Golang 程序关闭数字中的第 k 位。
示例
Consider n = 20(00010100), k = 3 The result after turning off the 3rd bit => 00010000 & ^(1<<(3-1)) => 00010000 & ^(1 << 2) => 00010000 => 16s
解决这个问题的方法
Step1-定义一个方法,其中n和k是参数,返回类型是int。
步骤2-使用n&^(1<<(k-1))执行AND运算。
步骤3-返回获得的数字。
示例
package main
import (
"fmt"
"strconv"
)
func TurnOffKthBit(n, k int) int {
return n & ^(1 << (k-1))
}
func main(){
var n = 20
var k = 3
fmt.Printf("Binary of %d is: %s.\n", n, strconv.FormatInt(int64(n), 2))
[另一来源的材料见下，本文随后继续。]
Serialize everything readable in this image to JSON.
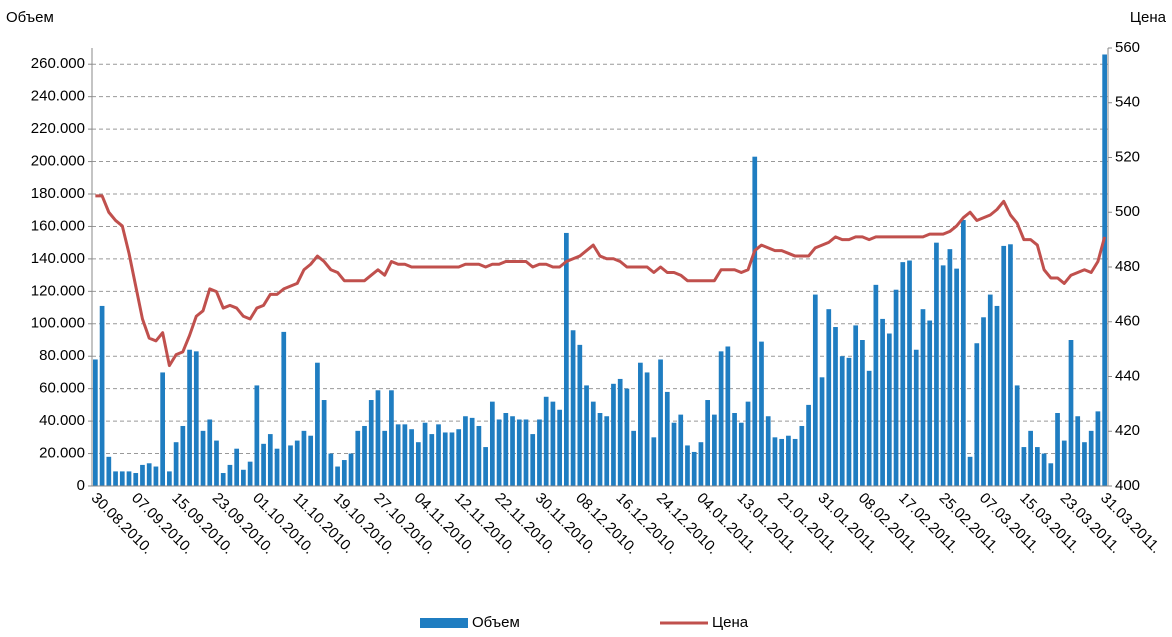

newNumber := TurnOffKthBit(n, k)
fmt.Printf("After turning off %d rd bit of %d is: %d.\n", k, n, newNumber)
fmt.Printf("Binary of %d is: %s.\n", newNumber, strconv.FormatInt(int64(newNumber), 2))
}输出结果Binary of 20 is: 10100. After turning off 3 rd bit of 20 is 16. Binary of 16 is: 10000.